Certain foods we eat, like spicy chili and garlic-laden pasta, are obviously unsafe for dogs. You might think fruit is safe for your pup across the board, but some fruits, such as grapes, raisins, and persimmons, can cause everything from diarrhea to seizures–and potentially even death. However, many fruits are nutritious and high in fiber, so how do you know which ones are safe to give your pup as a treat? You’ve come to the right place if you’ve ever wondered, “Can dogs eat blueberries?” We’ll give you the scoop on whether or not your pooch can enjoy these nutrient-rich berries as a tasty treat.
A known superfood, blueberries are full of antioxidants (which help fight cell damage), potassium, vitamin C, and phytoflavinoids. For humans, including blueberries in your diet can help reduce inflammation and decrease your risk of cancer and heart disease. You might be thinking, “Sure, those are the benefits for humans, but can my dog safely eat them?” We have some good news: blueberries make a wonderful, low-calorie alternative to store-bought dog treats. Even better: blueberries contain almost no fat, so you won’t have to worry about your pooch packing on the pounds.
According to Dr. Deborah Bayazit, the medical director and co-founder of Brilliance Veterinary Care, you should avoid feeding your dog canned blueberries. Also a no-no: blueberries with added sugars or artificial sweeteners. Some artificial sweeteners, such as xylitol, can be toxic to your pup. Instead, Dr. Bayazit recommends thoroughly washing organic blueberries before feeding them to your pup. Depending on your dog’s size, he can safely eat 8-10 blueberries a day. In addition to doling them out one by one as a snack, you can also mix them with your dog’s food. If your dog enjoys blueberries, consider using them as a treat during training sessions. However, you shouldn’t feed your dog too many berries at a time until you know how he responds to them. Some dogs can suffer from stomach discomfort and even diarrhea after consuming blueberries.

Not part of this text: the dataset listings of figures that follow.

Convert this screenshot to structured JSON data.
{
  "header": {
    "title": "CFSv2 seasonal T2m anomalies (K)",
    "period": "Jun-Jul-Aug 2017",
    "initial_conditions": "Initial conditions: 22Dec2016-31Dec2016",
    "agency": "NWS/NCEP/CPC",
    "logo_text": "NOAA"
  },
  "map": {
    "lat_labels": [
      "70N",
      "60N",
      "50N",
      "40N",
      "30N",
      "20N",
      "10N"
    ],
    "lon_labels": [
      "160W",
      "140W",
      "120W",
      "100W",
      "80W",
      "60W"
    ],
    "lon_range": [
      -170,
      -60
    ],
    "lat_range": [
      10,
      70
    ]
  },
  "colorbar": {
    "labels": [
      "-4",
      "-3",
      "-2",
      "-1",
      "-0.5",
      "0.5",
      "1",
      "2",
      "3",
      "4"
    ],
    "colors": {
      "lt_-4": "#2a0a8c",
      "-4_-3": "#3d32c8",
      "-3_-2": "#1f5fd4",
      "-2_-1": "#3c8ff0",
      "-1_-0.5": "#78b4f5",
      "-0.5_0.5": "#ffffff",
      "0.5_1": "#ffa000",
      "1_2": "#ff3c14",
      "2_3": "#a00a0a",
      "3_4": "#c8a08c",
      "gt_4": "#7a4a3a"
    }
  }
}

Feeding your dog store-bought treats is fine on occasion, but feeding your dog too many could lead to weight gain. Even more concerning, a study conducted by the National Health Institute found that store-bought treats contain butylated hydroxyanisole (BHA), a fat preservative–and known carcinogen–that’s been shown to cause tumors in laboratory animals. Similarly, rawhide bones are made from strips of dried animal skins. Even though the treats are placed in a salty brine to halt their decay, the vast majority of rawhide treats are manufactured in China.
What does that mean for your dog? The rawhide treats take weeks, sometimes even months, to arrive at their final destination. That’s a long time to spend in transit, and the animal hide is slowly decaying all the while. To make matters worse, rawhide chews are difficult for your dog to digest, often causing obstruction in the digestive tract when dogs swallow large pieces of these dangerous treats. With store-bought chews presenting so many potential hazards to your dog’s health, making your own dog treats or choosing fruits and vegetables as treats is a much better–not to mention a much safer–option.
In addition to blueberries, there are numerous other fruits your dog can safely enjoy in small doses. These include:
- Strawberries: Rich in potassium, vitamin C, antioxidants, and fiber, strawberries are a fantastic treat for your pup. Just make sure to cut them into bite-sized pieces or mash them up to create a tasty, juicy snack.
- Bananas: Bananas are loaded with potassium and perfectly safe for dogs to eat. However, don’t let your pup get hold of the peels, as they’re almost impossible for dogs to digest.
- Watermelon: Because watermelon is made up mostly of water, this scrumptious, dog-safe treat is excellent for the summer months. Please make sure to remove the rind and any seeds (even the light ones) from the watermelon before feeding it to your dog.
Dogs can also eat blackberries, cranberries, raspberries, pineapples, and pears in moderation. As long as you peel the fruit, your dog might enjoy mango and orange slices. Apples and peaches (with the respective core and pit removed) can also be a tasty treat for some pups.
With store-bought treats being potentially unsafe for your dog, why not feed him delicious fruits like blueberries instead? Always start off slowly in case your pup doesn’t have an easy time digesting fruit. Lastly, please consult your veterinarian if your pooch is obese or suffers from chronic health conditions, like diabetes or heart disease, before feeding your dog any new treat.